Dominic College recognizes the extraordinary work of the Tasmanian Aboriginal people – the pakana people, to retrieve and revive their language: palawa kani,the language of Tasmanian Aborigines. We acknowledge the Tasmanian Aboriginal Centre (TAC) as the body with responsibility for the palawa kani Language Program across lutruwita/Tasmania. The College is fortunate to have been granted permission by TAC to use palawa kani, the language of Tasmanian Aborigines, in the naming and identification of our K-2 classes and their learning spaces.
With permission, palawa kani is also used on the College’s Peace Pole, acting as a reminder to think and act in the spirit of peace to all.
Aboriginal Reconciliation Action Plan
The College continues to be committed to reconciliation and has developed an Aboriginal Reconciliation Action Plan (RAP), through the Reconciliation Australia Narragunnawali platform.

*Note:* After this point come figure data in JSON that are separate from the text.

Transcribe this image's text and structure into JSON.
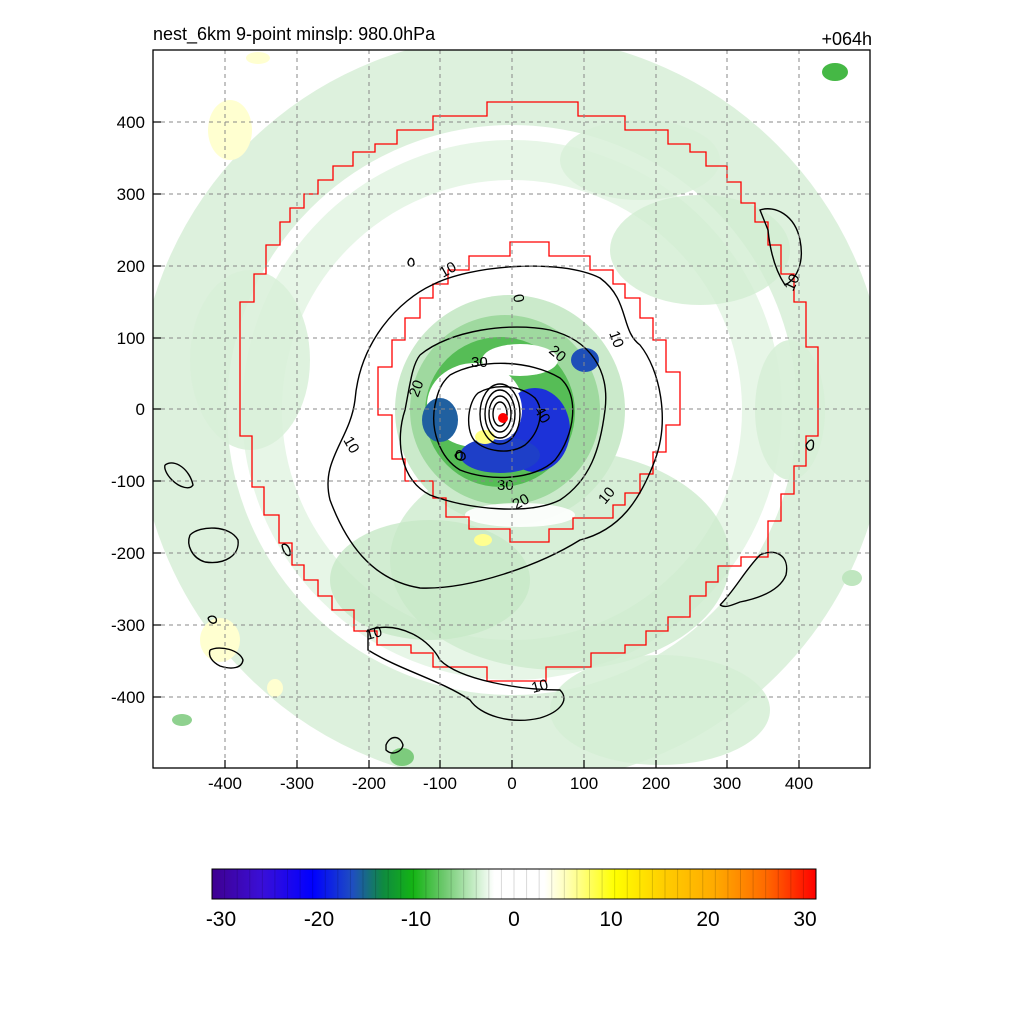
{
  "title_left": "nest_6km  9-point minslp: 980.0hPa",
  "title_right": "+064h",
  "chart_data": {
    "type": "heatmap",
    "title": "nest_6km  9-point minslp: 980.0hPa",
    "forecast_hour": "+064h",
    "xlim": [
      -500,
      500
    ],
    "ylim": [
      -500,
      500
    ],
    "x_ticks": [
      -400,
      -300,
      -200,
      -100,
      0,
      100,
      200,
      300,
      400
    ],
    "y_ticks": [
      400,
      300,
      200,
      100,
      0,
      -100,
      -200,
      -300,
      -400
    ],
    "x_tick_labels": [
      "-400",
      "-300",
      "-200",
      "-100",
      "0",
      "100",
      "200",
      "300",
      "400"
    ],
    "y_tick_labels": [
      "400",
      "300",
      "200",
      "100",
      "0",
      "-100",
      "-200",
      "-300",
      "-400"
    ],
    "grid": true,
    "colorbar": {
      "min": -30,
      "max": 30,
      "tick_values": [
        -30,
        -20,
        -10,
        0,
        10,
        20,
        30
      ],
      "tick_labels": [
        "-30",
        "-20",
        "-10",
        "0",
        "10",
        "20",
        "30"
      ],
      "stops": [
        {
          "v": -30,
          "color": "#3f0090"
        },
        {
          "v": -25,
          "color": "#3a0fd8"
        },
        {
          "v": -20,
          "color": "#0000ff"
        },
        {
          "v": -16,
          "color": "#1f4fc0"
        },
        {
          "v": -13,
          "color": "#0f8a40"
        },
        {
          "v": -10,
          "color": "#14b414"
        },
        {
          "v": -7,
          "color": "#6cc86c"
        },
        {
          "v": -4,
          "color": "#c4ecc4"
        },
        {
          "v": -2,
          "color": "#ffffff"
        },
        {
          "v": 3,
          "color": "#ffffff"
        },
        {
          "v": 5,
          "color": "#ffffc0"
        },
        {
          "v": 10,
          "color": "#ffff00"
        },
        {
          "v": 15,
          "color": "#ffcc00"
        },
        {
          "v": 20,
          "color": "#ffaa00"
        },
        {
          "v": 25,
          "color": "#ff6a00"
        },
        {
          "v": 30,
          "color": "#ff0000"
        }
      ]
    },
    "storm_center": {
      "x": -12,
      "y": -12,
      "color": "#ff0000"
    },
    "contour_labels": [
      "10",
      "10",
      "20",
      "30",
      "40",
      "20",
      "30",
      "0",
      "10",
      "10",
      "10",
      "10",
      "0",
      "20",
      "10"
    ],
    "colors": {
      "red_boundary": "#ff0000",
      "contours": "#000000",
      "grid": "#888888"
    }
  }
}
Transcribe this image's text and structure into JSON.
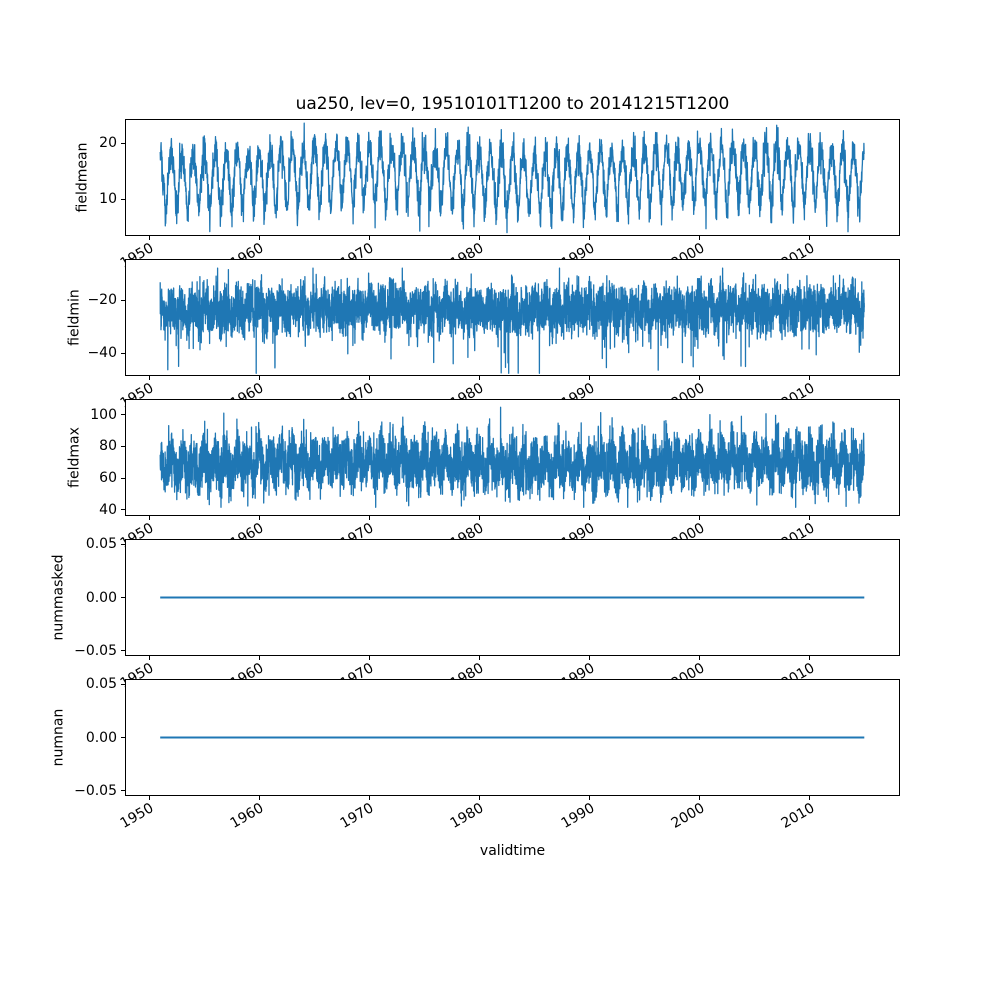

The development of the College’s RAP was led by our palawa Cultural Mentor, Angela Triffitt.
The RAP is divided into three areas: in the classroom, around the school, and with the community. The RAP is driven by a committee of staff, students and parents.
The College community annually marks NAIDOC Week to celebrate the history, culture and achievements of Aboriginal and Torres Strait Islander peoples.
National Reconciliation Week and Aboriginal and Torres Strait Islander Children’s Day is also part of the College’s Annual Calendar.
There are a number of highly significant days that are important to Aboriginal and Torres Strait Islander peoples and should be in the consciousness of all Australians across the year.
The College integrates the Australian Curriculum’s Cross curriculum priority - Aboriginal and Torres Strait Islander Histories and Cultures.
The Aboriginal and Torres Strait Islander Histories and Cultures priority provides opportunities for all students to deepen their knowledge of Australia by engaging with the world’s oldest continuous living cultures. Through the Australian Curriculum, we work to ensure that students will understand that contemporary Aboriginal and Torres Strait Islander communities are strong, resilient, rich and diverse.
The College Library
Dominic College’s Library is a centre and reservoir of rich resources for use in our development and awareness of Aboriginal histories and culture and perspectives. All in our community are encouraged to access these diverse resources.
The College Library also features a palawa kani Word Wall which makes palawa kani,the language of Tasmanian Aborigines available for everyone.